# Let's see those LE thunder chickens!!



## utahbigbull (May 9, 2012)

Me and my wife had a fun weekend in N Utah. She was my main priority for getting a bird. Maybe next weekend, I hope. She had a couple chances Saturday and didn't connect. After we had the first flock come in, we had a second flock get to 30 yards. My wife had a good solid shot, but refused to take it. She didn't want to take it because she wanted to see me get one with a bow. I had two misses with my bow at 40 yards. One left with out his breast feathers haha.

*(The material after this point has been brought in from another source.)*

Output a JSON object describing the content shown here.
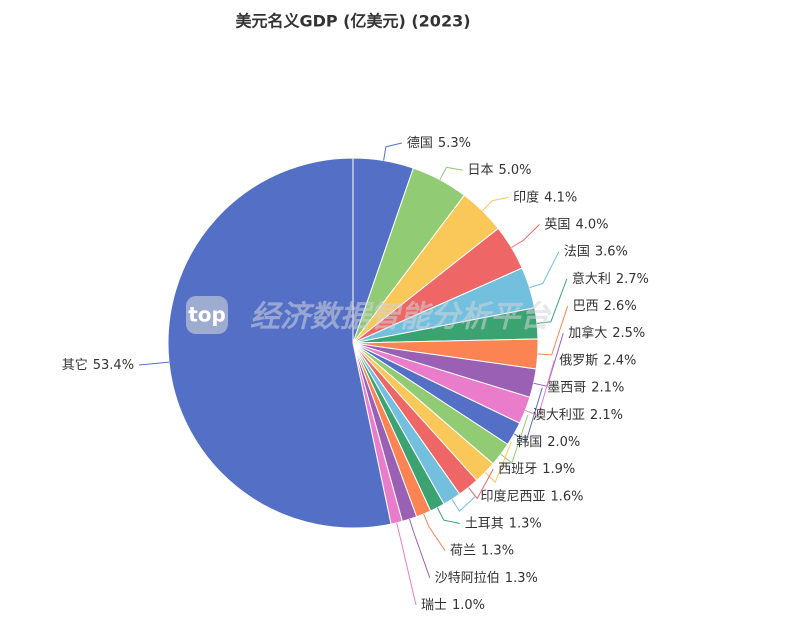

So anyways, I decided to head back up today and my wife couldn't make it. This time I took the A5. It was a cold morning as they were dead quiet and stayed in the roost for a good hour latter than yesterday. I finally had a flock come in un announced and picked this guy off with a 9" beard. I guess the bright side is now we can concentrate on filling my wife's tag next weekend. Good luck guys, lets see pics and stories of your birds.


----------



## goofy elk (Dec 16, 2007)

Opening day...Youngest boy and I both pulled the trigger!


----------



## outdoorser (Jan 14, 2013)

Sweet


----------



## katorade (Sep 23, 2007)

Opening Day


----------



## hawglips (Aug 23, 2013)




----------



## toasty (May 15, 2008)

Hal, those are some beautiful Merriams. It is a good year for LE turkeys for sure.


----------



## hunter24 (Oct 20, 2010)

we killed 4 out of the 5 tags we had


----------



## Redman82 (Apr 12, 2012)

*Wife finally connected*

After 6 trips my wife finally filled her tag.


----------